The size of the ZDD changes (sometimes exponentially) as the variable order changes, and Graphillion can also achieve efficient processing by properly setting the variable order of the ZDD.

In Graphillion, the parameter of variable order can be specified at the time of initialization with `GraphSet.set_universe()`. Let's take a look at what happens when the variable order is changed.

In [13]:
grid = tutorial.grid(4,4)
GraphSet.set_universe(grid, traversal='as-is')
paths = GraphSet.paths(1, 25)
zdd_size(paths)

577

The argument `traversal` of `GraphSet.set_universe` specifies how to order the variables. If the argument is omitted, Graphillion sets the appropriate variable order by traversing the `universe` graph. If `traversal='as-is'`, the order of the edges of the given graph is used. In the example above, the order of the edges of `grid` is used.
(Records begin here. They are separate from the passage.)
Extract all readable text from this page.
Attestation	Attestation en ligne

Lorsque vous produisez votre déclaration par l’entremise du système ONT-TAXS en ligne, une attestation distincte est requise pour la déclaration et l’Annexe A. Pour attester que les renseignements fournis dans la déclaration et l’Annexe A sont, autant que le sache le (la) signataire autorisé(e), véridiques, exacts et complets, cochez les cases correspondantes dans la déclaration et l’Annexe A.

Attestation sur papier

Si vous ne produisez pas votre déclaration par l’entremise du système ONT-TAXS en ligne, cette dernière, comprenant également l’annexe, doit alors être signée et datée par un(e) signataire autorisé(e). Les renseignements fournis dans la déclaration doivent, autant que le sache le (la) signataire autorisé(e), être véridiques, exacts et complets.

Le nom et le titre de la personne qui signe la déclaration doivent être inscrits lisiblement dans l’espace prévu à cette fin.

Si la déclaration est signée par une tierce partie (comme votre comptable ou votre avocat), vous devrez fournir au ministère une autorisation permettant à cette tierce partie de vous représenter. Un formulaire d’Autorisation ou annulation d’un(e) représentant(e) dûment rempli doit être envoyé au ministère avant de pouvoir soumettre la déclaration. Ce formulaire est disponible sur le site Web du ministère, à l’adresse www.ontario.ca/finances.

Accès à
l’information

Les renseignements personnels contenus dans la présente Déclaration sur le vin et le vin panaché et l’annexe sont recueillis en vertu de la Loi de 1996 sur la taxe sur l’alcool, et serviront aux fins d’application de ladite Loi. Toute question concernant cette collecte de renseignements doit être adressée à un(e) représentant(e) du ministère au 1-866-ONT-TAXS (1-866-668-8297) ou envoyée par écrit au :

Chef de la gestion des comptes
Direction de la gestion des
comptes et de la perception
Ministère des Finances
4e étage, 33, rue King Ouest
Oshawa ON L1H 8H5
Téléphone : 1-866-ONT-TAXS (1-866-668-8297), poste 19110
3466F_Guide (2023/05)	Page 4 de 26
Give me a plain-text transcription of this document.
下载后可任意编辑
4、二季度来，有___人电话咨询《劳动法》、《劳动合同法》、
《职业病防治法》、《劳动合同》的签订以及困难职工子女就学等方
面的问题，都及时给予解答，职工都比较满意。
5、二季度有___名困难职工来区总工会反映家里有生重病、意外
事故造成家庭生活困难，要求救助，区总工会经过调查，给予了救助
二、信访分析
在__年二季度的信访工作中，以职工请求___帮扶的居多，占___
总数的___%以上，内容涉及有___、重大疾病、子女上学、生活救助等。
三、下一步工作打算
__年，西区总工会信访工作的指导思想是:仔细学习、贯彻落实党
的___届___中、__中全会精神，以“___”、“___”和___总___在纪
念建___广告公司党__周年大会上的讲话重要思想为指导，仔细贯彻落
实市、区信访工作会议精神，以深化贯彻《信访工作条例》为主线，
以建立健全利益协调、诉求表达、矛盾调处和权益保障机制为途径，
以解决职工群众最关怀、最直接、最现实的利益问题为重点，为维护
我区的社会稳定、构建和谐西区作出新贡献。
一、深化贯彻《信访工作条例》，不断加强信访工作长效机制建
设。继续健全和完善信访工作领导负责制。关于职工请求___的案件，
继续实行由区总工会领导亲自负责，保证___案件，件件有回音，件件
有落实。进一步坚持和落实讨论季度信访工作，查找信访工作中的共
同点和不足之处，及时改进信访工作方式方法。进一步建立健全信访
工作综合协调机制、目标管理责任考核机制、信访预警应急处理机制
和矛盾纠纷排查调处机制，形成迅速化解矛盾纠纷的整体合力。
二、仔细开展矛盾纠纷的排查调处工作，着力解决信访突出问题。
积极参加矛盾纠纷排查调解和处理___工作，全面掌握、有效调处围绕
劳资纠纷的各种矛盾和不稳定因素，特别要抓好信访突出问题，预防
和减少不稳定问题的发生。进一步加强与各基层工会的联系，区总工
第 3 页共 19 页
Next, let's see what happens when we change the order of the edges of `grid`.

In [14]:
from random import sample

grid_shuffled = sample(list(grid), len(grid))
print(grid_shuffled)
GraphSet.set_universe(grid_shuffled, traversal='as-is')
paths = GraphSet.paths(1, 25)
zdd_size(paths)

[(7, 8), (21, 22), (6, 7), (9, 14), (3, 8), (18, 19), (16, 21), (17, 22), (14, 15), (14, 19), (3, 4), (2, 7), (9, 10), (1, 2), (8, 9), (8, 13), (11, 16), (15, 20), (5, 10), (24, 25), (20, 25), (11, 12), (19, 20), (4, 5), (13, 14), (16, 17), (12, 17), (23, 24), (12, 13), (19, 24), (17, 18), (10, 15), (7, 12), (6, 11), (18, 23), (22, 23), (1, 6), (4, 9), (2, 3), (13, 18)]


33464

`sample` is a method for randomly sorting a list. It can be seen that random ordering of variables in the `grid` results in a rapid increase in the size of the ZDD.

It is possible to reduce the ZDD size by giving the `universe` a good order of the variables according to the set graph. However, it is known that the problem of finding a variable order that reduces the ZDD is also **NP-hard**, so a good variable order cannot always be found.

There are several known methods to find a good variable order, but here we introduce a method to adjust the parameters of the variable order search. By changing the vertices set to the `source` argument of this method, different variable orderings can be obtained.

In [15]:
grid = tutorial.grid(4, 6)

zdd_sizes = []
for i in range(5):
    GraphSet.set_universe(grid, source=(5 * i + 1))
    paths = GraphSet.paths(1, 35)
    zdd_sizes.append(zdd_size(paths))
zdd_sizes

[6215, 4408, 6703, 4709, 6861]

The `source` argument specifies at which vertex to start the variable order search. It can be seen that changing the value of the `source` vertex changes the size of the ZDD.

## Summary of this chapter

This chapter introduced the ZDD behavior that you need to know in order to process efficiently with Graphillion.